11. Therefore, what is clear to me is that a pre-deceased son or a daughter gets excluded in view of the prior death in the given circumstances. This proposition is also considered by various Courts.
12. In AIR 1951 SC 327, the Court has ruled in para 52, as under
"It is well known principle of Mohammadan law that if any of the children of a man dies before the opening of the succession to his estate, leaving children behind, these grand children are entirely excluded from the inheritance by their uncles and aunts. This is what their lordships of the P.C. have stated in MOOLLA CASSIM v.

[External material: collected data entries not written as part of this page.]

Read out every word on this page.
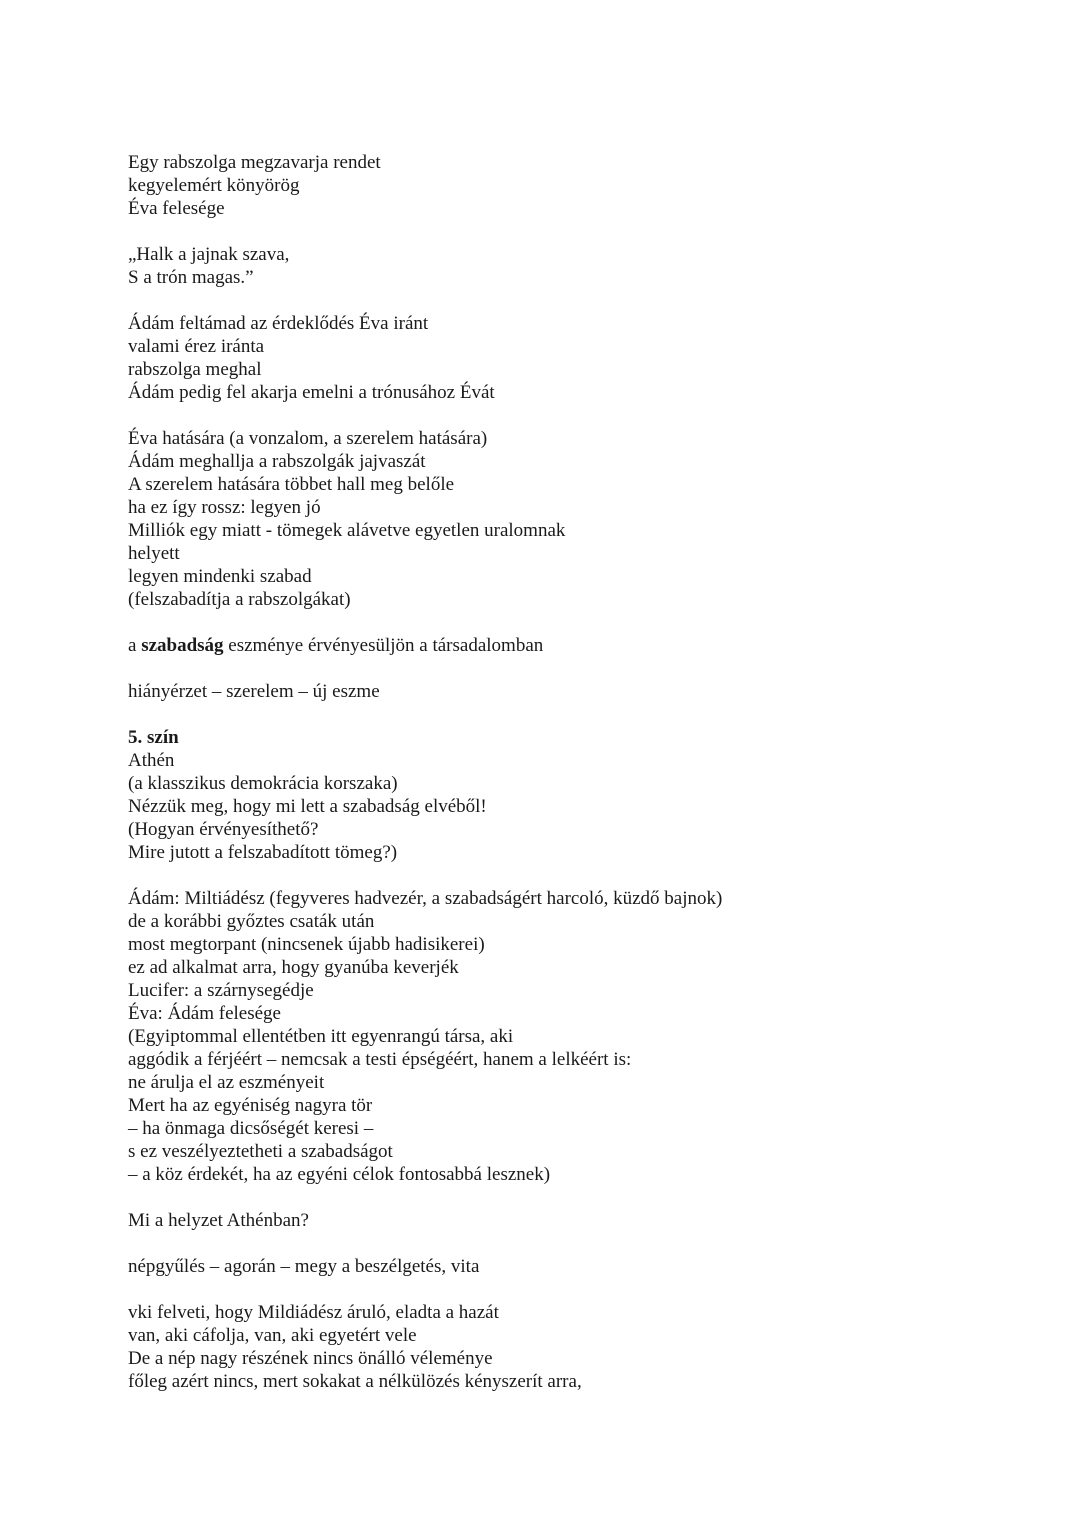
Egy rabszolga megzavarja rendet
kegyelemért könyörög
Éva felesége
„Halk a jajnak szava,
S a trón magas.”
Ádám feltámad az érdeklődés Éva iránt
valami érez iránta
rabszolga meghal
Ádám pedig fel akarja emelni a trónusához Évát
Éva hatására (a vonzalom, a szerelem hatására)
Ádám meghallja a rabszolgák jajvaszát
A szerelem hatására többet hall meg belőle
ha ez így rossz: legyen jó
Milliók egy miatt - tömegek alávetve egyetlen uralomnak
helyett
legyen mindenki szabad
(felszabadítja a rabszolgákat)
a szabadság eszménye érvényesüljön a társadalomban
hiányérzet – szerelem – új eszme
5. szín
Athén
(a klasszikus demokrácia korszaka)
Nézzük meg, hogy mi lett a szabadság elvéből!
(Hogyan érvényesíthető?
Mire jutott a felszabadított tömeg?)
Ádám: Miltiádész (fegyveres hadvezér, a szabadságért harcoló, küzdő bajnok)
de a korábbi győztes csaták után
most megtorpant (nincsenek újabb hadisikerei)
ez ad alkalmat arra, hogy gyanúba keverjék
Lucifer: a szárnysegédje
Éva: Ádám felesége
(Egyiptommal ellentétben itt egyenrangú társa, aki
aggódik a férjéért – nemcsak a testi épségéért, hanem a lelkéért is:
ne árulja el az eszményeit
Mert ha az egyéniség nagyra tör
– ha önmaga dicsőségét keresi –
s ez veszélyeztetheti a szabadságot
– a köz érdekét, ha az egyéni célok fontosabbá lesznek)
Mi a helyzet Athénban?
népgyűlés – agorán – megy a beszélgetés, vita
vki felveti, hogy Mildiádész áruló, eladta a hazát
van, aki cáfolja, van, aki egyetért vele
De a nép nagy részének nincs önálló véleménye
főleg azért nincs, mert sokakat a nélkülözés kényszerít arra,
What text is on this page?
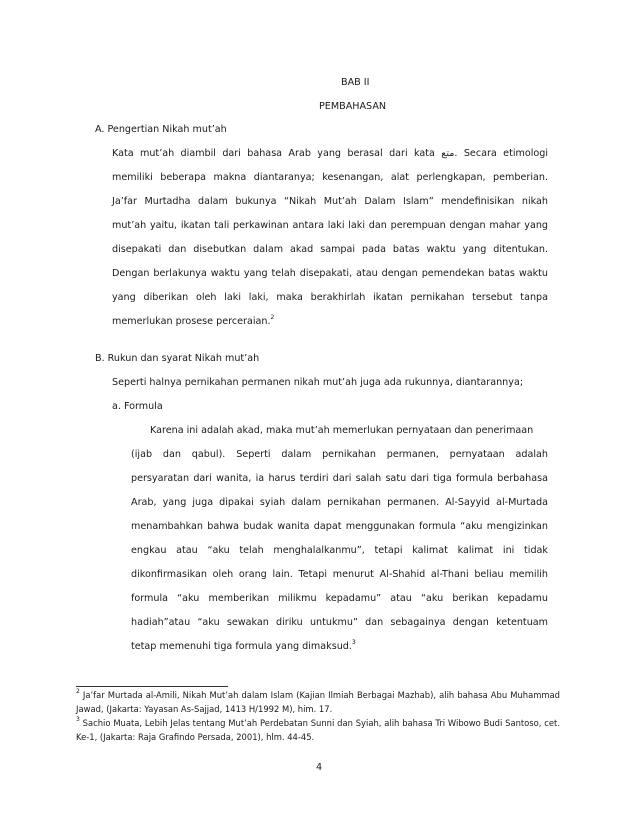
BAB II
PEMBAHASAN
A. Pengertian Nikah mut’ah
Kata mut’ah diambil dari bahasa Arab yang berasal dari kata متع. Secara etimologi
memiliki beberapa makna diantaranya; kesenangan, alat perlengkapan, pemberian.
Ja’far Murtadha dalam bukunya “Nikah Mut’ah Dalam Islam” mendefinisikan nikah
mut’ah yaitu, ikatan tali perkawinan antara laki laki dan perempuan dengan mahar yang
disepakati dan disebutkan dalam akad sampai pada batas waktu yang ditentukan.
Dengan berlakunya waktu yang telah disepakati, atau dengan pemendekan batas waktu
yang diberikan oleh laki laki, maka berakhirlah ikatan pernikahan tersebut tanpa
memerlukan prosese perceraian.$^2$
B. Rukun dan syarat Nikah mut’ah
Seperti halnya pernikahan permanen nikah mut’ah juga ada rukunnya, diantarannya;
a. Formula
Karena ini adalah akad, maka mut’ah memerlukan pernyataan dan penerimaan
(ijab dan qabul). Seperti dalam pernikahan permanen, pernyataan adalah
persyaratan dari wanita, ia harus terdiri dari salah satu dari tiga formula berbahasa
Arab, yang juga dipakai syiah dalam pernikahan permanen. Al-Sayyid al-Murtada
menambahkan bahwa budak wanita dapat menggunakan formula “aku mengizinkan
engkau atau “aku telah menghalalkanmu”, tetapi kalimat kalimat ini tidak
dikonfirmasikan oleh orang lain. Tetapi menurut Al-Shahid al-Thani beliau memilih
formula “aku memberikan milikmu kepadamu” atau “aku berikan kepadamu
hadiah”atau “aku sewakan diriku untukmu” dan sebagainya dengan ketentuam
tetap memenuhi tiga formula yang dimaksud.$^3$
$^2$ Ja’far Murtada al-Amili, Nikah Mut’ah dalam Islam (Kajian Ilmiah Berbagai Mazhab), alih bahasa Abu Muhammad
Jawad, (Jakarta: Yayasan As-Sajjad, 1413 H/1992 M), him. 17.
$^3$ Sachio Muata, Lebih Jelas tentang Mut’ah Perdebatan Sunni dan Syiah, alih bahasa Tri Wibowo Budi Santoso, cet.
Ke-1, (Jakarta: Raja Grafindo Persada, 2001), hlm. 44-45.
4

MOOLLA ABDUL RAHIM, 33 Cal 173 at Page 178. Clearly, therefore, the whole of Amin Ali's line is excluded from succession to the estate."
13. In , the Supreme Court has ruled in para 20 that "It is a well- recognised proposition of law that the estate of a deceased Mohammedan devolves on his heirs in specific shares at the moment of his death."

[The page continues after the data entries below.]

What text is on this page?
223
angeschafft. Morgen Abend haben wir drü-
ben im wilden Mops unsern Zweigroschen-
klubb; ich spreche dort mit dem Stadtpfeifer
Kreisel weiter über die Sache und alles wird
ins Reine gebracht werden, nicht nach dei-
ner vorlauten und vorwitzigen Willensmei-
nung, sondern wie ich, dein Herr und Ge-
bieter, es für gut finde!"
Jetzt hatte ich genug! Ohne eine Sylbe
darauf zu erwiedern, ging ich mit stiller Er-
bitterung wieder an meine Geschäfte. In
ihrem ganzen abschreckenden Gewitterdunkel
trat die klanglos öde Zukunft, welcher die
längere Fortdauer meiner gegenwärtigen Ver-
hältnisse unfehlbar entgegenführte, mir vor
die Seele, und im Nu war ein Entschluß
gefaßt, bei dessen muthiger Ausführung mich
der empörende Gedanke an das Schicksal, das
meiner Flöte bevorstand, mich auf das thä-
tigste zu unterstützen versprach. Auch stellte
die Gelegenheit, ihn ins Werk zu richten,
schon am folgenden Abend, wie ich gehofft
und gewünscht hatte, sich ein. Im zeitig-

14. In , the Division Bench of the Court has ruled that the Presumption of Hindu Law regarding joint family, joint family property or joint family funds does not apply in deciding cases between parties who are Muhammadans."

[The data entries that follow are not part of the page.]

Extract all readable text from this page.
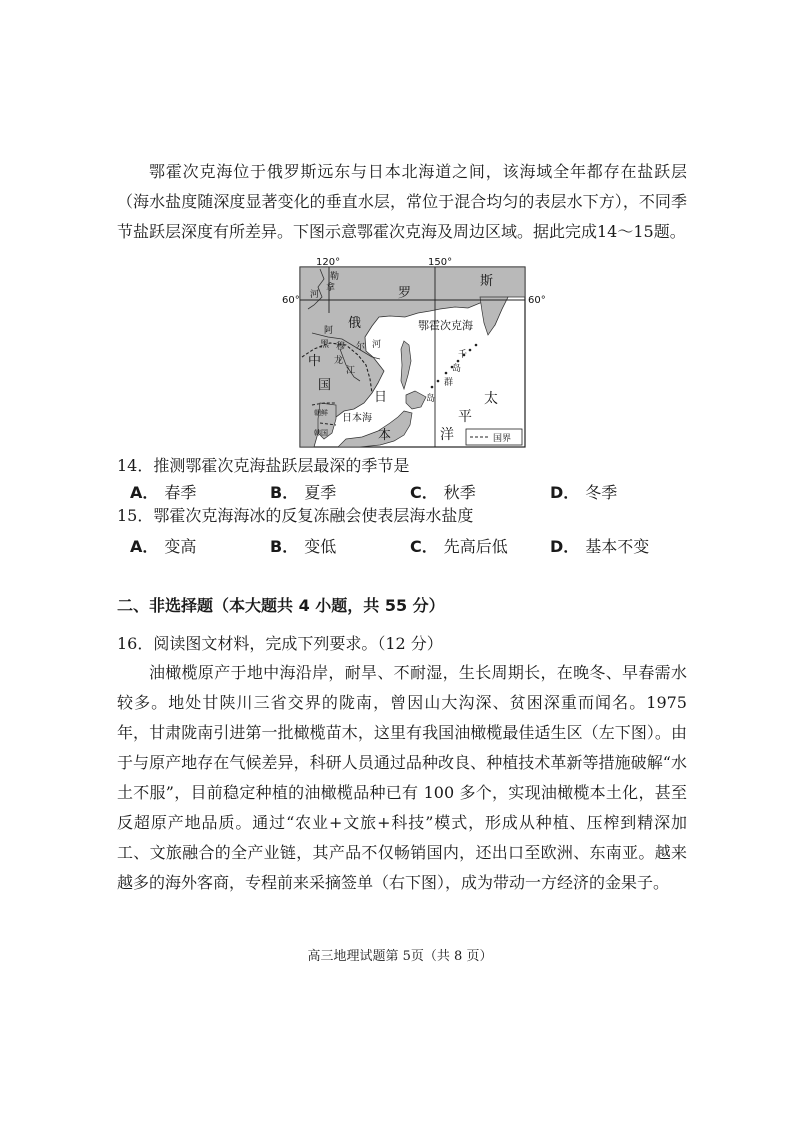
鄂霍次克海位于俄罗斯远东与日本北海道之间，该海域全年都存在盐跃层（海水盐度随深度显著变化的垂直水层，常位于混合均匀的表层水下方），不同季节盐跃层深度有所差异。下图示意鄂霍次克海及周边区域。据此完成14～15题。

120°	150°
60°	60°
勒
拿
河
俄
罗
斯
鄂霍次克海
阿
黑 穆 尔 河
龙
江
中
国
千
岛
群
日
本
日本海
朝鲜
韩国
岛	太
平
洋	国界

14．推测鄂霍次克海盐跃层最深的季节是

A． 春季	B． 夏季	C． 秋季	D． 冬季

15．鄂霍次克海海冰的反复冻融会使表层海水盐度

A． 变高	B． 变低	C． 先高后低	D． 基本不变
二、非选择题（本大题共 4 小题，共 55 分）

16．阅读图文材料，完成下列要求。（12 分）

油橄榄原产于地中海沿岸，耐旱、不耐湿，生长周期长，在晚冬、早春需水较多。地处甘陕川三省交界的陇南，曾因山大沟深、贫困深重而闻名。1975 年，甘肃陇南引进第一批橄榄苗木，这里有我国油橄榄最佳适生区（左下图）。由于与原产地存在气候差异，科研人员通过品种改良、种植技术革新等措施破解“水土不服”，目前稳定种植的油橄榄品种已有 100 多个，实现油橄榄本土化，甚至反超原产地品质。通过“农业+文旅+科技”模式，形成从种植、压榨到精深加工、文旅融合的全产业链，其产品不仅畅销国内，还出口至欧洲、东南亚。越来越多的海外客商，专程前来采摘签单（右下图），成为带动一方经济的金果子。

高三地理试题第 5页（共 8 页）
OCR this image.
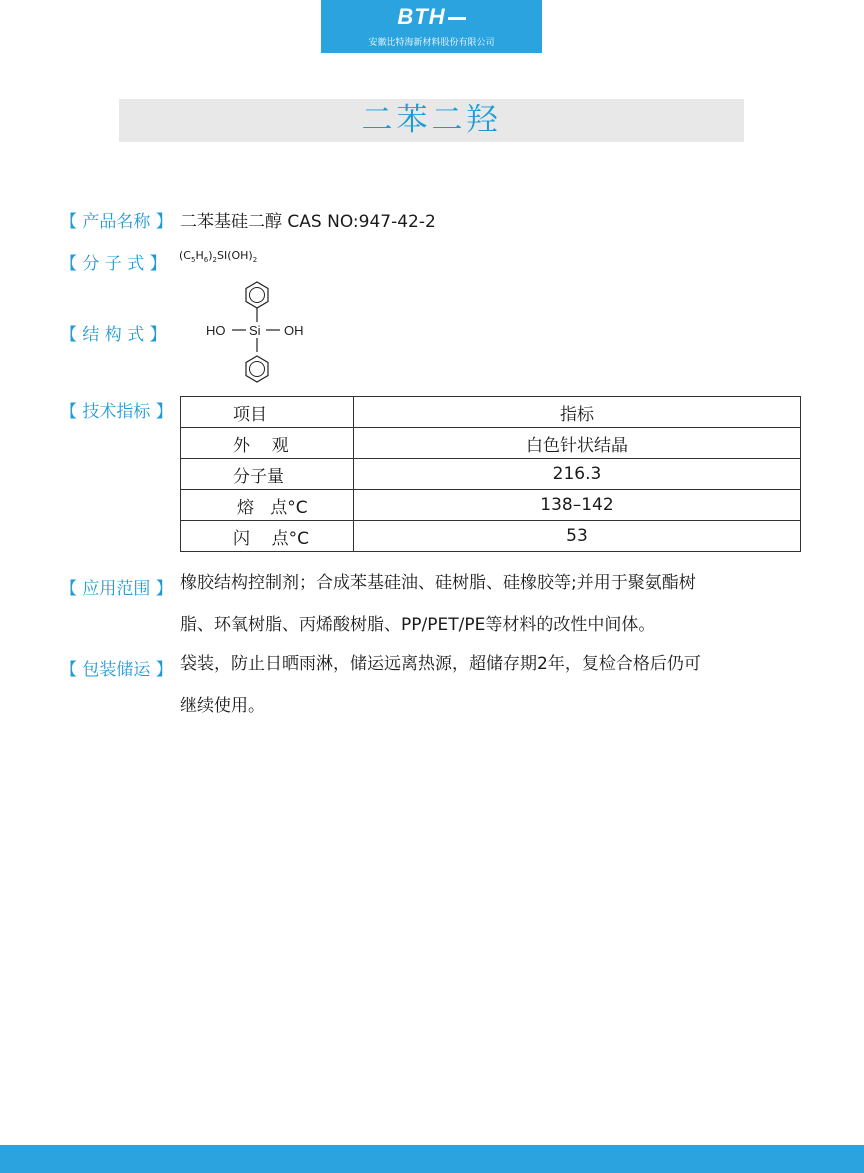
BTH
安徽比特海新材料股份有限公司
二苯二羟
【 产品名称 】 二苯基硅二醇 CAS NO:947-42-2
【 分 子 式 】 $(C_5H_6)_2SI(OH)_2$
【 结 构 式 】	HO Si OH
【 技术指标 】	项目	指标
外    观	白色针状结晶
分子量	216.3
熔   点°C	138–142
闪    点°C	53
【 应用范围 】 橡胶结构控制剂；合成苯基硅油、硅树脂、硅橡胶等;并用于聚氨酯树
脂、环氧树脂、丙烯酸树脂、PP/PET/PE等材料的改性中间体。
【 包装储运 】 袋装，防止日晒雨淋，储运远离热源，超储存期2年，复检合格后仍可
继续使用。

15. In , the Division Bench of Madras High Court after referred to various Judgments has ruled that "the theory of representation is not recognised under the Mohammed Law and the interest of each heir is separate and distinct."
16. In , the Full Bench of Patna High Court has ruled in para 5 as under:
"Unlike Hindu Law, estate of a deceased Mohamedan if he has died intestate, devolve on his heirs at the moment of his death. Under the Mohammedan Law, birthright is not recognised. The right of an heir apparent or presumptive comes into existence for the first time on the death of the ancestor, and he is not entitled until then to any interest in the property to which he would succeed as an heir if he survived the ancestor."
(Underline is mine)
17. From these decisions and in the light of the principles of Muslim law, the widow of the pre-deceased son cannot claim any share in the property left behind her mother-in-law. She is excluded from claiming any share in the light of her husband dying prior to the death of his mother. The learned Judge after noticing the facts and law has rightly ruled against the 3rd defendant. I accept his findings.
18. Learned Judge in the impugned Judgment also notices the contention of a Will in favour of her son during her lifetime. Learned Judge notices (he contradiction between the pleadings and the evidence. Pleadings show one of oral Will and the evidence speaks of the written Will. Written Will is not produced. In these circumstances, the learned Judge has rightly rejected the theory of Will in the case on hand.
19. In the result, I accept the Judge and Decree impugned in this appeal. No acceptable grounds are shown to interfere with a well reasoned order of the learned Judge.
20. Appeal stands dismissed. Parties are to bear their costs.